Am Mittag wurde es plötzlich im ganzen Land dunkel. Diese Finsternis dauerte drei Stunden. Gegen drei Uhr rief Jesus laut: "Eli, Eli, lema sabachtani?" Das heißt: "Mein Gott, mein Gott, warum hast du mich verlassen?" Einige von den Umstehenden aber meinten: "Er ruft den Propheten Elia." Einer von ihnen nahm schnell einen Schwamm, tauchte ihn in Essig und steckte ihn auf einen Stab, um Jesus davon trinken zu lassen. Aber die anderen sagten: "Lass doch! Wir wollen sehen, ob Elia kommt und ihm hilft."
Da schrie Jesus noch einmal laut auf und starb. 

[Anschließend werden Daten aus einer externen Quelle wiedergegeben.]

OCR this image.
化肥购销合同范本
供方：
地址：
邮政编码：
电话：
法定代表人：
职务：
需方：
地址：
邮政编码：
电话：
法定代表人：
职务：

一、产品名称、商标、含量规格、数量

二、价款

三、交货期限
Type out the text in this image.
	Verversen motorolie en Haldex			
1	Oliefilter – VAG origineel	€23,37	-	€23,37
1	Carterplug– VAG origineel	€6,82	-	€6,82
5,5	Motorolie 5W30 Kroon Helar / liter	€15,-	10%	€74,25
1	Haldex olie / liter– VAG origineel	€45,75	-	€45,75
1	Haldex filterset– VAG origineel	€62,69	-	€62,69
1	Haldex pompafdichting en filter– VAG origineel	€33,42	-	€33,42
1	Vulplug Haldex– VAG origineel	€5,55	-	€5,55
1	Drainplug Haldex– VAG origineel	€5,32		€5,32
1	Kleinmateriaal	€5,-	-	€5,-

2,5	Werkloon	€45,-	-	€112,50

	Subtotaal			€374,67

Im selben Augenblick zerriss im Tempel der Vorhang vor dem Allerheiligsten von oben bis unten. Die Erde bebte, und die Felsen zerbarsten. Gräber öffneten sich, und viele Verstorbene, die nach Gottes Willen gelebt hatten, erwachten vom Tod. Nach der Auferstehung Jesu verließen sie ihre Gräber, gingen in die Stadt und erschienen dort vielen Leuten. Der römische Hauptmann und die Soldaten, die Jesus bewachten, erschraken sehr bei diesem Erdbeben und allem, was sich sonst ereignete. Sie sagten: "Dieser Mann ist wirklich Gottes Sohn gewesen!" Viele Frauen aus Galiläa waren mit Jesus zusammen nach Jerusalem gekommen. Sie hatten für ihn gesorgt, und jetzt beobachteten sie das Geschehen aus der Ferne. Unter ihnen waren Maria aus Magdala und Maria, die Mutter von Jakobus und Joses, sowie die Mutter der beiden Zebedäussöhne Jakobus und Johannes.